En effet, Dolorès, pourprée comme son costume, cadençait son couplet au verjus. Comme elle l'achevait à grand'peine, deux bouquets tombaient à ses pieds, lancés par la main des deux actrices ses bonnes amies, qui s'avancèrent sur le bord de leur baignoire, en criant:
—Bravo, Dolorès!
On s'imagina facilement la fureur de celle-ci. Aussi, en rentrant chez elle, bien qu'on fût au milieu de la nuit, elle ouvrit la fenêtre et réveilla Coco, qui réveilla l'honnête M. Birn'n, endormi sous la foi de la parole donnée.
—À compter de ce jour, la guerre avait été déclarée entre l'actrice et l'Anglais: guerre à outrance, sans repos ni trêve, dans laquelle les adversaires engagés ne reculeraient devant aucuns frais. Le perroquet, éduqué en conséquence, avait approfondi l'étude de la langue d'Albion, et proférait toute la journée des injures contre son voisin, dans son fausset le plus aigu. C'était, en vérité, quelque chose d'intolérable. Dolorès en souffrait elle-même, mais elle espérait que, d'un jour à l'autre, M. Birn'n donnerait congé: c'était là où elle plaçait son amour-propre. L'insulaire, de son côté, avait inventé toutes sortes de magies pour se venger. Il avait d'abord fondé une école de tambours dans son salon; mais le commissaire de police était intervenu. M. Birn'n, de plus en plus ingénieux, avait alors établi un tir au pistolet; ses domestiques criblaient cinquante cartons par jour. Le commissaire intervint encore, et lui fit exhiber un article du code municipal qui interdit l'usage des armes à feu dans les maisons. M. Birn'n cessa le feu. Mais huit jours après, Mademoiselle Dolorès s'aperçut qu'il pleuvait dans ses appartements. Le propriétaire vint rendre visite à M. Birn'n, qu'il trouva en train de prendre les bains de mer dans son salon. En effet, cette pièce, fort grande, avait été revêtue sur tous les murs de feuilles de métal; toutes les portes avaient été condamnées; et, dans ce bassin improvisé, on avait mêlé dans une centaine de voies d'eau une cinquantaine de quintaux de sel. C'était une véritable réduction de l'océan. Rien n'y manquait, pas même les poissons. On y descendait par une ouverture pratiquée dans le panneau supérieur de la porte du milieu, et M. Birn'n s'y baignait quotidiennement. Au bout de quelque temps, on sentait la marée dans le quartier, et Mademoiselle Dolorès avait un demi-pouce d'eau dans sa chambre à coucher.

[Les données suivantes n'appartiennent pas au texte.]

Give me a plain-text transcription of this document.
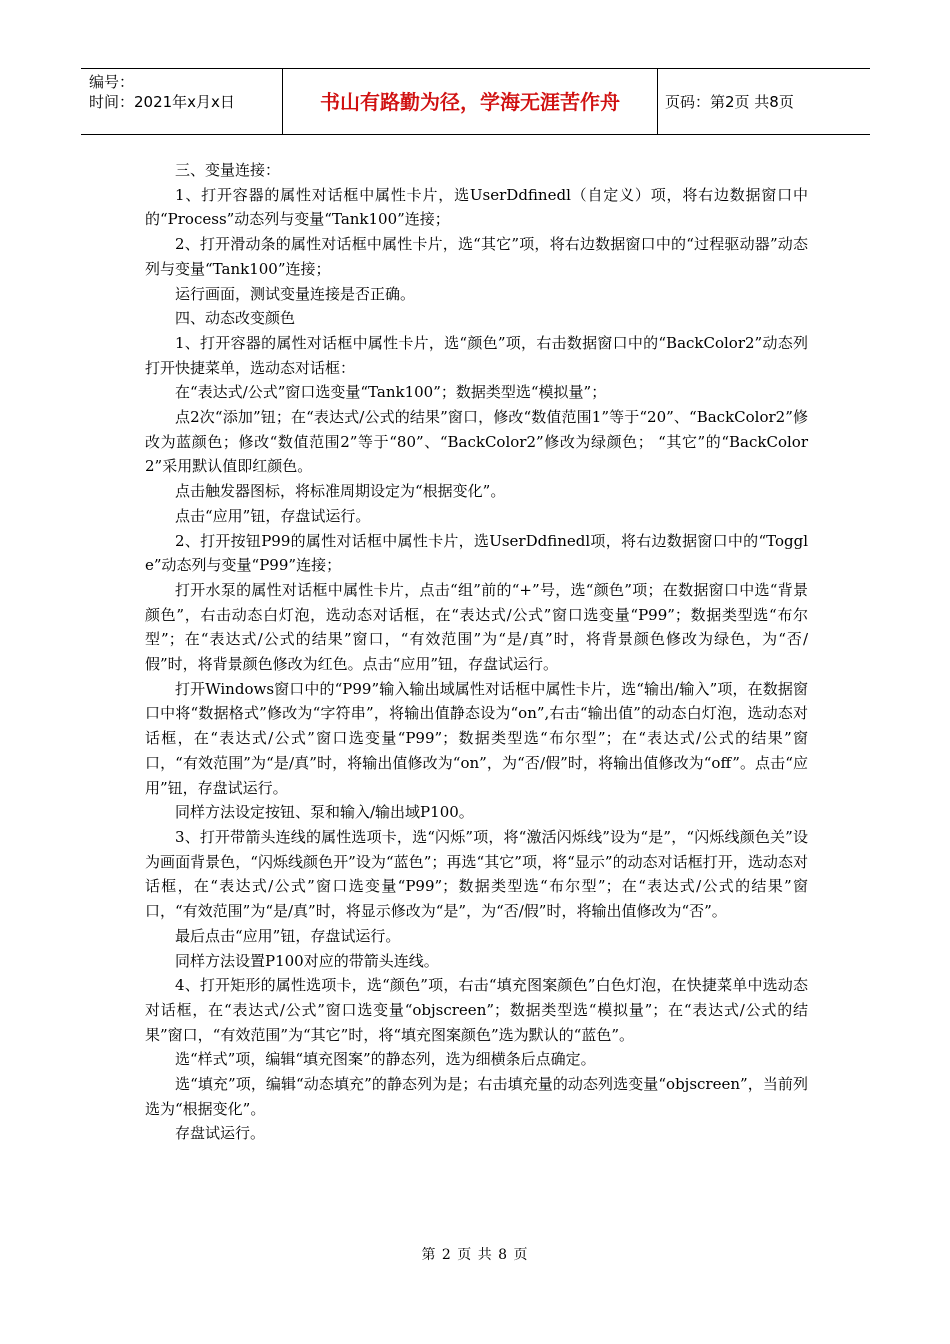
编号：
时间：2021年x月x日	书山有路勤为径，学海无涯苦作舟	页码：第2页 共8页

三、变量连接：

1、打开容器的属性对话框中属性卡片，选UserDdfinedl（自定义）项，将右边数据窗口中的“Process”动态列与变量“Tank100”连接；

2、打开滑动条的属性对话框中属性卡片，选“其它”项，将右边数据窗口中的“过程驱动器”动态列与变量“Tank100”连接；

运行画面，测试变量连接是否正确。

四、动态改变颜色

1、打开容器的属性对话框中属性卡片，选“颜色”项，右击数据窗口中的“BackColor2”动态列打开快捷菜单，选动态对话框：

在“表达式/公式”窗口选变量“Tank100”；数据类型选“模拟量”；

点2次“添加”钮；在“表达式/公式的结果”窗口，修改“数值范围1”等于“20”、“BackColor2”修改为蓝颜色；修改“数值范围2”等于“80”、“BackColor2”修改为绿颜色； “其它”的“BackColor2”采用默认值即红颜色。

点击触发器图标，将标准周期设定为“根据变化”。

点击“应用”钮，存盘试运行。

2、打开按钮P99的属性对话框中属性卡片，选UserDdfinedl项，将右边数据窗口中的“Toggle”动态列与变量“P99”连接；

打开水泵的属性对话框中属性卡片，点击“组”前的“+”号，选“颜色”项；在数据窗口中选“背景颜色”，右击动态白灯泡，选动态对话框，在“表达式/公式”窗口选变量“P99”；数据类型选“布尔型”；在“表达式/公式的结果”窗口，“有效范围”为“是/真”时，将背景颜色修改为绿色，为“否/假”时，将背景颜色修改为红色。点击“应用”钮，存盘试运行。

打开Windows窗口中的“P99”输入输出域属性对话框中属性卡片，选“输出/输入”项，在数据窗口中将“数据格式”修改为“字符串”，将输出值静态设为“on”,右击“输出值”的动态白灯泡，选动态对话框，在“表达式/公式”窗口选变量“P99”；数据类型选“布尔型”；在“表达式/公式的结果”窗口，“有效范围”为“是/真”时，将输出值修改为“on”，为“否/假”时，将输出值修改为“off”。点击“应用”钮，存盘试运行。

同样方法设定按钮、泵和输入/输出域P100。

3、打开带箭头连线的属性选项卡，选“闪烁”项，将“激活闪烁线”设为“是”，“闪烁线颜色关”设为画面背景色，“闪烁线颜色开”设为“蓝色”；再选“其它”项，将“显示”的动态对话框打开，选动态对话框，在“表达式/公式”窗口选变量“P99”；数据类型选“布尔型”；在“表达式/公式的结果”窗口，“有效范围”为“是/真”时，将显示修改为“是”，为“否/假”时，将输出值修改为“否”。

最后点击“应用”钮，存盘试运行。

同样方法设置P100对应的带箭头连线。

4、打开矩形的属性选项卡，选“颜色”项，右击“填充图案颜色”白色灯泡，在快捷菜单中选动态对话框，在“表达式/公式”窗口选变量“objscreen”；数据类型选“模拟量”；在“表达式/公式的结果”窗口，“有效范围”为“其它”时，将“填充图案颜色”选为默认的“蓝色”。

选“样式”项，编辑“填充图案”的静态列，选为细横条后点确定。

选“填充”项，编辑“动态填充”的静态列为是；右击填充量的动态列选变量“objscreen”，当前列选为“根据变化”。

存盘试运行。

第 2 页 共 8 页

Le propriétaire devint furieux, et menaça M. Birn'n de lui faire un procès en dédommagement des dégâts causés dans son immeuble.
—Est-ce que je avais pas le droit, demanda l'Anglais, de me baigner chez moi?
—Non, monsieur.
—Si je avais pas le droit, c'est bien, dit l'Anglais plein de respect pour la loi du pays où il vivait. C'est dommage, je amusais beaucoup moi.
Et le soir même il donna des ordres pour qu'on fît écouler son océan. Il n'était que temps: il y avait déjà un banc d'huîtres sur le parquet.
Cependant M. Birn'n n'avait pas renoncé à la lutte, et cherchait un moyen légal de continuer cette guerre singulière, qui faisait les délices de tout Paris oisif; car l'aventure avait été répandue dans les foyers de théâtre et autres lieux de publicité. Aussi Dolorès tenait-elle à honneur de sortir triomphante de cette lutte, à propos de laquelle des paris étaient engagés.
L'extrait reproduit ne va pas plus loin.